Il s’agit du troisième livre publié dans la collection « Enjeux internationaux » qui compte désormais neuf titres.

Le présent volume est placé résolument sous le signe de l’histoire des représentations et aborde l’étude des relations franco-britanniques entre 1958 et 1969 à travers ce qui s’impose désormais comme l’optique canonique dans ce domaine : à savoir, la perception contradictoire, voire paradoxale, d’Albion du côté français de la Manche—optique traduite directement dans le titre de l’ouvrage : la Grande-Bretagne est simultanément amie et rivale de la France.

L’ouvrage est divisé en quatre parties : « La formation de l’image », « Une vieille nation fière et sûre d’elle-même », « Une Grande-Bretagne rajeunie, favorable au changement?» et « De la supériorité de la France sur l’Angleterre ». L’allusion au titre de l’ouvrage de François Crouzet, De la supériorité de l'Angleterre sur la France : l'économique et l'imaginaire, XVIIe-XXe siècle (1989) est claire. L’allusion, en l’occurrence, est parodique. Car à travers l’examen détaillé de la période gaullienne, ce livre se donne pour objectif d’expliciter comment le rapport de force entre les deux pays aurait basculé en faveur de la France. Le problème qui se pose de manière insistante tout au long de l’ouvrage est celui qui consiste à savoir dans quelle mesure l’époque était « gaullienne » et/ou dans quelle mesure la « représentation » de la Grande-Bretagne dans l’esprit des Français a évolué. C’est une tentative pour mieux comprendre la nature de cette relation entre l’ « imaginaire », d’un côté, et le « politique », de l’autre, un va-et-vient constant entre les deux pôles d’une double perspective épistémologique, qui donne au livre son rythme particulier.

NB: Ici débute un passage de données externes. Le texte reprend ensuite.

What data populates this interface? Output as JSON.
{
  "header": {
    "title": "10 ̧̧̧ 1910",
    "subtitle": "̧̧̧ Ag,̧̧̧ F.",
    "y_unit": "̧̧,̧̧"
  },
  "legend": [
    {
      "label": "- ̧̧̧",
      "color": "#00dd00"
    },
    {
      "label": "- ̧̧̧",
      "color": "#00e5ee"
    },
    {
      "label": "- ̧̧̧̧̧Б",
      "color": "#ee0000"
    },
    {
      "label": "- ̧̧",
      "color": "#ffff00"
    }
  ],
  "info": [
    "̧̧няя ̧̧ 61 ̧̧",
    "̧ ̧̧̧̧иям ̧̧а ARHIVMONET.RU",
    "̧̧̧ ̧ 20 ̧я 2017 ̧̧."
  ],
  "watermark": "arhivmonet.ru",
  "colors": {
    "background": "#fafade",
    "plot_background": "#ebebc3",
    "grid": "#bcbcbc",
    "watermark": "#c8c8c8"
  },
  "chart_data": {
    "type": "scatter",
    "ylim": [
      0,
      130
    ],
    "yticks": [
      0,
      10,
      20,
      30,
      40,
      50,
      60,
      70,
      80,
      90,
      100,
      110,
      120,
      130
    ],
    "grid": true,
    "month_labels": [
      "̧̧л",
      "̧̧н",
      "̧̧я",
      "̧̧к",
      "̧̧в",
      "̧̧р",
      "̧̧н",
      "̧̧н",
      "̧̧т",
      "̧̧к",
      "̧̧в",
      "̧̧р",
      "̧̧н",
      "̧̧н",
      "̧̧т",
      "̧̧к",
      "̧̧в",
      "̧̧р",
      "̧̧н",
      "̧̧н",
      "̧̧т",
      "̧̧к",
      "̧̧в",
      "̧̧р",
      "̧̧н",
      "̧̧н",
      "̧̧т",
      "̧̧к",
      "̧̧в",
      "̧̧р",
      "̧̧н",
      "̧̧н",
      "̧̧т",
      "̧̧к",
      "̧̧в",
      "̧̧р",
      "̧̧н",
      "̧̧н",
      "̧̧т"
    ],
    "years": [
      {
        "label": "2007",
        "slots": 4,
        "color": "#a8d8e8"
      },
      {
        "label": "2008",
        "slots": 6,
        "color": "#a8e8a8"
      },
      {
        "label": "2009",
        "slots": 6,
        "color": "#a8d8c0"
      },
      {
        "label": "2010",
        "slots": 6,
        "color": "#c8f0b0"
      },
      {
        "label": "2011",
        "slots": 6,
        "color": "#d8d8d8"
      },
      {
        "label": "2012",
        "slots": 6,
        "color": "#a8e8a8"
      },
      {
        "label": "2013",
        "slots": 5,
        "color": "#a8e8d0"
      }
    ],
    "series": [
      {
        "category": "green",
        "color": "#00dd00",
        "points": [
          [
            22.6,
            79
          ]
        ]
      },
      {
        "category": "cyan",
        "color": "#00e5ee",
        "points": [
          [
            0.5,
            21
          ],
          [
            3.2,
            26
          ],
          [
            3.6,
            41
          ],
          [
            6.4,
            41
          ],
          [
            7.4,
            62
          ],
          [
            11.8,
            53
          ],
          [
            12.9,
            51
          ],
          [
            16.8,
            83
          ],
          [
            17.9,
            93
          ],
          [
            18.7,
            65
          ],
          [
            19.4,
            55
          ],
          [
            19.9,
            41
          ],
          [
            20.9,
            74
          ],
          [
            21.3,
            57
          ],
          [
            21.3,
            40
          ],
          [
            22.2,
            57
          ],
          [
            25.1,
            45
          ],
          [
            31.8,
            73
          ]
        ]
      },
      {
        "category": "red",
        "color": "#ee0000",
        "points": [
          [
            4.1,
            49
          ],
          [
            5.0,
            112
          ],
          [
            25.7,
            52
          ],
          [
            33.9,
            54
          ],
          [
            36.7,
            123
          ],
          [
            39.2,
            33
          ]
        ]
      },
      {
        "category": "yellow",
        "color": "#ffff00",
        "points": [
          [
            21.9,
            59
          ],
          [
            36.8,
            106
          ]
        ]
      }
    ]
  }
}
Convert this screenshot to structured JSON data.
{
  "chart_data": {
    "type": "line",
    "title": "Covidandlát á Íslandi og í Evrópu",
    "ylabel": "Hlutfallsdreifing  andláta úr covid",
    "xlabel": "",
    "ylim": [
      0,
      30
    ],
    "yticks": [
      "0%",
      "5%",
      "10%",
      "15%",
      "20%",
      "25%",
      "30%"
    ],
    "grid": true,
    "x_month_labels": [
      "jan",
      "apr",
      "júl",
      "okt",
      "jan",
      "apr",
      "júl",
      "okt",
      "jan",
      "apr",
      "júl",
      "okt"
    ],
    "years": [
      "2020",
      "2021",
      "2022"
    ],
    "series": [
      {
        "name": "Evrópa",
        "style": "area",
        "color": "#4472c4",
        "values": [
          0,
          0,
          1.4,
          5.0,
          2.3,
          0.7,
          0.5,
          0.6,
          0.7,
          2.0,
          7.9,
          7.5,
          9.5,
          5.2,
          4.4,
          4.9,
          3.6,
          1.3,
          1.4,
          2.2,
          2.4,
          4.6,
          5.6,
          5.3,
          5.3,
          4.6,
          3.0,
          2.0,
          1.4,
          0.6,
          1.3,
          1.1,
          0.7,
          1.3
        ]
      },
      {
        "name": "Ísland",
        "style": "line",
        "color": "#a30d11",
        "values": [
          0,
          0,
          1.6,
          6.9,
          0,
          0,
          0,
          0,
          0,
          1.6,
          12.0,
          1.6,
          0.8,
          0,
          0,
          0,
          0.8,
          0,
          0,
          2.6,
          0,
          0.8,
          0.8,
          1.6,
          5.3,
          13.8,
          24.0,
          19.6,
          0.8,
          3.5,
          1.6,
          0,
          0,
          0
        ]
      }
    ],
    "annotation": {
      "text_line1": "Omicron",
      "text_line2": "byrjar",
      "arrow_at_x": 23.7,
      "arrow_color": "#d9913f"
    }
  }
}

La synthèse/rétrospective [25-72] qui ouvre cette étude souligne, au-delà des fluctuations quasi-inévitables dans le ton des rapports entre deux grandes puissances, les alternances, voire les ambivalences qui structurent en profondeur la relation franco-britannique à travers l’histoire. Les deux extrêmes que connaissent la relation en question ne sont sans doute pas à chercher dans les clichés les plus faciles : l’image doucereuse de l’Anglais buvant sa tasse de thé dans son Home Sweet Home, ou—à l’extrémité opposée—l’Anglais qu’il convient, comme le prétendait Béraud, de « réduire en esclavage ». Ces clichés, certes, conservent une certaine importance opératoire. Mais en ce qui concerne l’attitude des Français envers la Grande-Bretagne à l’époque gaullienne, « l’interdépendance entre les représentations mentales et les événements » [44] découle d’un discours construit en grande partie sous la IIIe République—notamment des années 1890 à la veille de la Grande Guerre. C’est à ce moment-là que la « supériorité des Anglais trouve enfin une explication qui ne dévalorise pas leurs voisins » [36-37]. L’observation est fort juste de la part d’Agnès Tachin, qui cerne ainsi le rôle important joué par une certaine forme de condescendance culturelle en France : celle-ci est la patrie de « l’intelligence » civilisatrice, alors que la Grande-Bretagne avance, et a pu dominer, grâce à son « dynamisme exceptionnel » [37]. Voilà une position équivoque à souhait, un backhanded compliment s’il en fût : les Anglais agissent ; les Français, eux, réfléchissent…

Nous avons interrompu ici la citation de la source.